José Luis es un comerciante pyme santafesino que apunta a sus 60. Dice con amargura que “entró al club del millón”, en referencia a los cheques que quiere, pero la cuarentena no le permite respaldar. Su local tiene mercaderías pero carece de compradores; canalizó su angustia haciendo hidroponia en la terraza. Logró autoabastecerse de verduras y hortalizas. Además comparte con amigos y vecinos, y está pensando en armar una verdulería “boutique” para que su hijo tenga horizonte en un país que los agobia.
La pasada semana en Buenos Aires, los “curas villeros” de La Matanza emitieron un duro documento denunciando al Estado ausente. La pandemia ha logrado contrastar como nunca las “injusticia social histórica”. Espantados los punteros por el virus, incumplidas las promesas de hospitales y ambulancias y con mentirosos test que son encuestas sin kits para anabolizar estadísticas, la dolencia social le da escena a Sergio Berni, arma en mano ante las cámaras. Se engrandece el rostro de la miseria política. Mejor dicho de algunos miserables sirviéndose de la política.
En la íntima vereda de enfrente, siempre a nombre de los pobres que dice representar, Juan Grabois es uno entre muchos de la estructura creciente de los que reclaman plata al Estado -que sale del pago de impuestos- para redistribuir en justas causas. También plantea la expropiación de 50 mil parcelas a la oligarquía, para poder entregárselas en propiedad a los pequeños productores.
Héctor Huergo le ha respondido alguna vez que hasta el comunismo abandonó el modelo de producción sin escala, que por lo demás mataría de hambre a más gente de la que supuestamente salvaría.

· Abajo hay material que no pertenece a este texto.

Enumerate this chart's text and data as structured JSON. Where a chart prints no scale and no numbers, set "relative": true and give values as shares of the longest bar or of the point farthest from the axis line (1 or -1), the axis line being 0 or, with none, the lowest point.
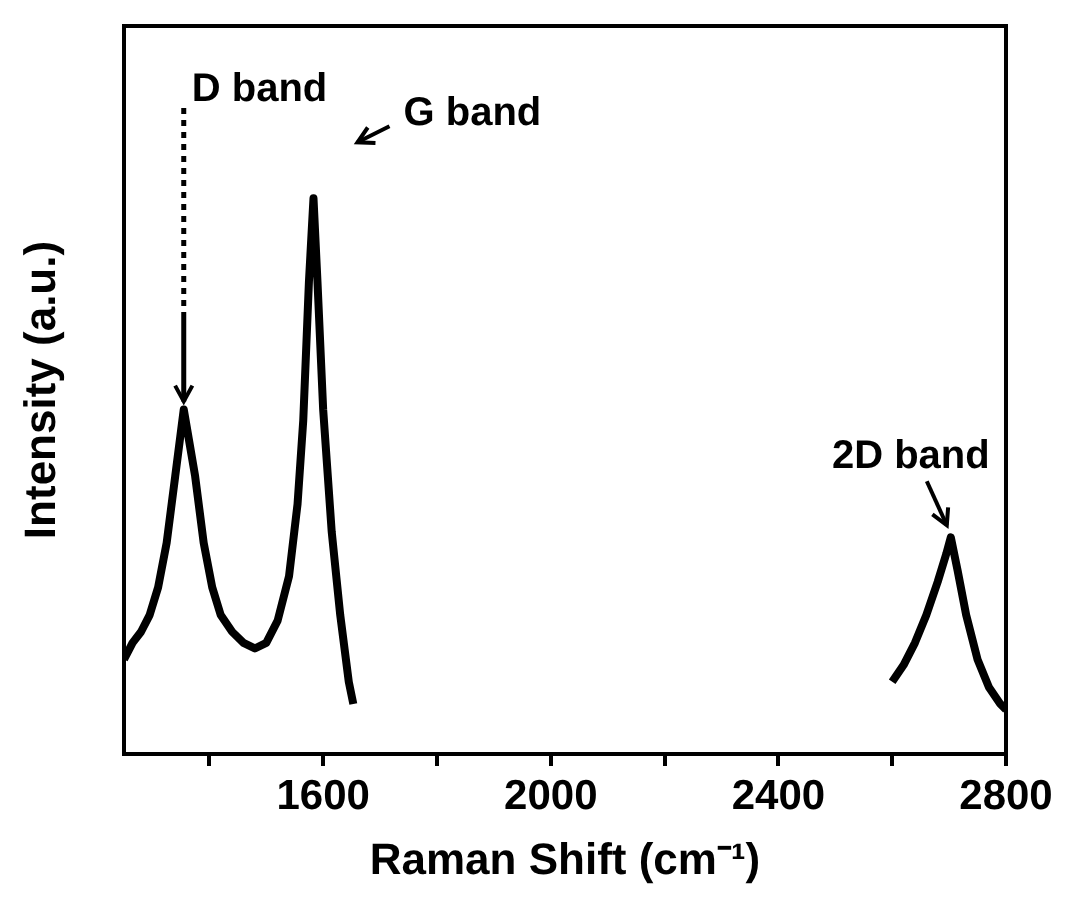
{
  "chart_data": {
    "type": "line",
    "relative": true,
    "xlabel": "Raman Shift (cm⁻¹)",
    "ylabel": "Intensity (a.u.)",
    "xlim": [
      1250,
      2800
    ],
    "xticks": [
      {
        "value": 1400,
        "label": null
      },
      1600,
      {
        "value": 1800,
        "label": null
      },
      2000,
      {
        "value": 2200,
        "label": null
      },
      2400,
      {
        "value": 2600,
        "label": null
      },
      2800
    ],
    "series": [
      {
        "color": "#000000",
        "x": [
          1250,
          1265,
          1280,
          1295,
          1310,
          1325,
          1340,
          1355,
          1365,
          1375,
          1390,
          1405,
          1420,
          1440,
          1460,
          1480,
          1500,
          1520,
          1540,
          1555,
          1565,
          1575,
          1583,
          1590,
          1600,
          1615,
          1630,
          1645,
          1653
        ],
        "values": [
          0.17,
          0.2,
          0.22,
          0.25,
          0.3,
          0.38,
          0.5,
          0.62,
          0.56,
          0.5,
          0.38,
          0.3,
          0.25,
          0.22,
          0.2,
          0.19,
          0.2,
          0.24,
          0.32,
          0.45,
          0.6,
          0.85,
          1.0,
          0.85,
          0.62,
          0.4,
          0.25,
          0.13,
          0.09
        ]
      },
      {
        "color": "#000000",
        "x": [
          2600,
          2620,
          2640,
          2660,
          2680,
          2695,
          2703,
          2715,
          2730,
          2750,
          2770,
          2790,
          2800
        ],
        "values": [
          0.13,
          0.16,
          0.2,
          0.25,
          0.31,
          0.36,
          0.39,
          0.33,
          0.25,
          0.17,
          0.12,
          0.09,
          0.08
        ]
      }
    ],
    "annotations": [
      {
        "text": "D band",
        "x": 1355,
        "y": 0.62
      },
      {
        "text": "G band",
        "x": 1583,
        "y": 1.0
      },
      {
        "text": "2D band",
        "x": 2703,
        "y": 0.39
      }
    ],
    "grid": false,
    "legend": false,
    "marker": "none",
    "line_style": "solid"
  }
}
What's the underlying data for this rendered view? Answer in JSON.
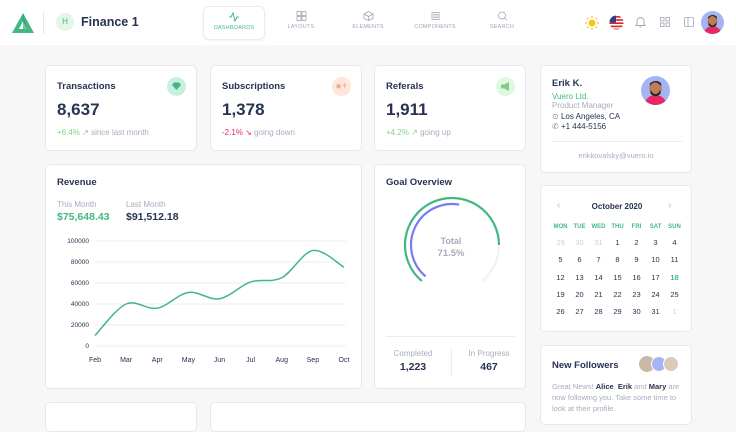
{
  "header": {
    "app_initial": "H",
    "title": "Finance 1",
    "nav": [
      {
        "label": "DASHBOARDS",
        "icon": "activity-icon",
        "active": true
      },
      {
        "label": "LAYOUTS",
        "icon": "grid-icon"
      },
      {
        "label": "ELEMENTS",
        "icon": "box-icon"
      },
      {
        "label": "COMPONENTS",
        "icon": "cpu-icon"
      },
      {
        "label": "SEARCH",
        "icon": "search-icon"
      }
    ]
  },
  "stats": [
    {
      "title": "Transactions",
      "value": "8,637",
      "change": "+6.4%",
      "note": "since last month",
      "trend": "up",
      "icon": "diamond-icon",
      "color": "#41b883"
    },
    {
      "title": "Subscriptions",
      "value": "1,378",
      "change": "-2.1%",
      "note": "going down",
      "trend": "down",
      "icon": "user-plus-icon",
      "color": "#f8a488"
    },
    {
      "title": "Referals",
      "value": "1,911",
      "change": "+4.2%",
      "note": "going up",
      "trend": "up",
      "icon": "megaphone-icon",
      "color": "#7ed17e"
    }
  ],
  "profile": {
    "name": "Erik K.",
    "company": "Vuero Ltd.",
    "role": "Product Manager",
    "location": "Los Angeles, CA",
    "phone": "+1 444-5156",
    "email": "erikkovalsky@vuero.io"
  },
  "revenue": {
    "title": "Revenue",
    "this_label": "This Month",
    "this_value": "$75,648.43",
    "last_label": "Last Month",
    "last_value": "$91,512.18"
  },
  "chart_data": {
    "type": "line",
    "categories": [
      "Feb",
      "Mar",
      "Apr",
      "May",
      "Jun",
      "Jul",
      "Aug",
      "Sep",
      "Oct"
    ],
    "values": [
      10000,
      40000,
      36000,
      51000,
      45000,
      61000,
      65000,
      91000,
      75000
    ],
    "yticks": [
      0,
      20000,
      40000,
      60000,
      80000,
      100000
    ],
    "ylim": [
      0,
      100000
    ],
    "grid": true,
    "color": "#41b883"
  },
  "goal": {
    "title": "Goal Overview",
    "total_label": "Total",
    "total_value": "71.5%",
    "completed_label": "Completed",
    "completed": "1,223",
    "progress_label": "In Progress",
    "in_progress": "467"
  },
  "calendar": {
    "month": "October 2020",
    "days": [
      "MON",
      "TUE",
      "WED",
      "THU",
      "FRI",
      "SAT",
      "SUN"
    ],
    "weeks": [
      [
        "29",
        "30",
        "31",
        "1",
        "2",
        "3",
        "4"
      ],
      [
        "5",
        "6",
        "7",
        "8",
        "9",
        "10",
        "11"
      ],
      [
        "12",
        "13",
        "14",
        "15",
        "16",
        "17",
        "18"
      ],
      [
        "19",
        "20",
        "21",
        "22",
        "23",
        "24",
        "25"
      ],
      [
        "26",
        "27",
        "28",
        "29",
        "30",
        "31",
        "1"
      ]
    ],
    "today": "18"
  },
  "followers": {
    "title": "New Followers",
    "t1": "Great News! ",
    "n1": "Alice",
    "t2": ", ",
    "n2": "Erik",
    "t3": " and ",
    "n3": "Mary",
    "t4": " are now following you. Take some time to look at their profile."
  }
}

El editor de Clarín Rural le ha observado además que se puede hacer comida sin tierra productiva, con hidroponia. El sur de España con su “mar de plástico” (cultivos bajo mediasombras en medio del desierto); la mejor estructura de los holandeses en bajíos ganados al mar, son ejemplos de comida y desarrollo a partir del mérito de la organización empresaria, que da empleo más comida de calidad. Y genera divisas. Y paga impuestos.
Nada impide que una organización cooperativa promovida por el Estado avance en una iniciativa de ese tipo. Pero las culpas siempre son “del otro”. ¿No era que la patria es el otro?
Encerrada en la progresiva anomia endogámica, buena parte de la clase dirigente argentina insiste en redistribuir sin generar riqueza. Una simple ecuación matemática, verificable en la historia, permite demostrar que cuanto menos contribuyentes haya, más débil es el Estado en su capacidad de procurar Bienestar. Sólo un prejuicio ideologizado y especulativo puede concebir que el mérito es enemigo de la solidaridad.
Ha dicho el presidente Alberto Fernández al presentar el plan Argentina Construye: “Tampoco es verdad que la meritocracia existe, porque una persona muy inteligente nacida en la pobreza no tiene las mismas posibilidades que un mediocre nacido en la riqueza”. Agregó que “Entonces, no es problema de méritos, es un problema de oportunidad”.
¿Y acaso el asistencialismo, tal como se practica agotando las exiguas arcas de un Estado quebrado, mejora la oportunidad? El Inta tuvo en 2001 en Plan Huerta; ahora reparte semillas pero son pocos los que se anotan, incluso los que saben que eso existe. El gobierno calma la conciencia de su relato con esa iniciativa hermosa pero desestructurada; las colas están en los bancos tras los billetes recién impresos. Pan para hoy.
Está pendiente en el país el Régimen de Regularización Dominial para la Integración Socio Urbana. A diferencia de la reforma agraria que propone Grabois -o de la expropiación de Vicentin- , es una norma votada por unanimidad que espera financiamiento para regularizar territorios en las “villas miserias”. Es un buen paso demorado, porque para eso no hay plata, porque cae la recaudación de impuestos.
La Argentina es un país en el que la coherencia es la inconsistencia. Un país sin presupuesto, donde el gobierno a sola firma siempre encuentra una justificación para postergar la solución estructural. Los jóvenes para la liberación pueden preguntar qué pasó con el Plan Lote, o por qué se diluye el Plan Abre.
Mientras tanto, a más asistencialismo, menos mérito y más pobreza. No hay razón para que el modelo del argentinísimo Padre Opeka -que considera indigno el reparto de plata- siga exiliado en Madagascar o recluido en alguna excepción en Campana. En rigor no hay justa razón. Tal vez su planteo esté condenado a recorrer el exilio de la música de Piazzolla para que nos emocione y nos represente en nuestro territorio, para que deslumbre en el mundo entero.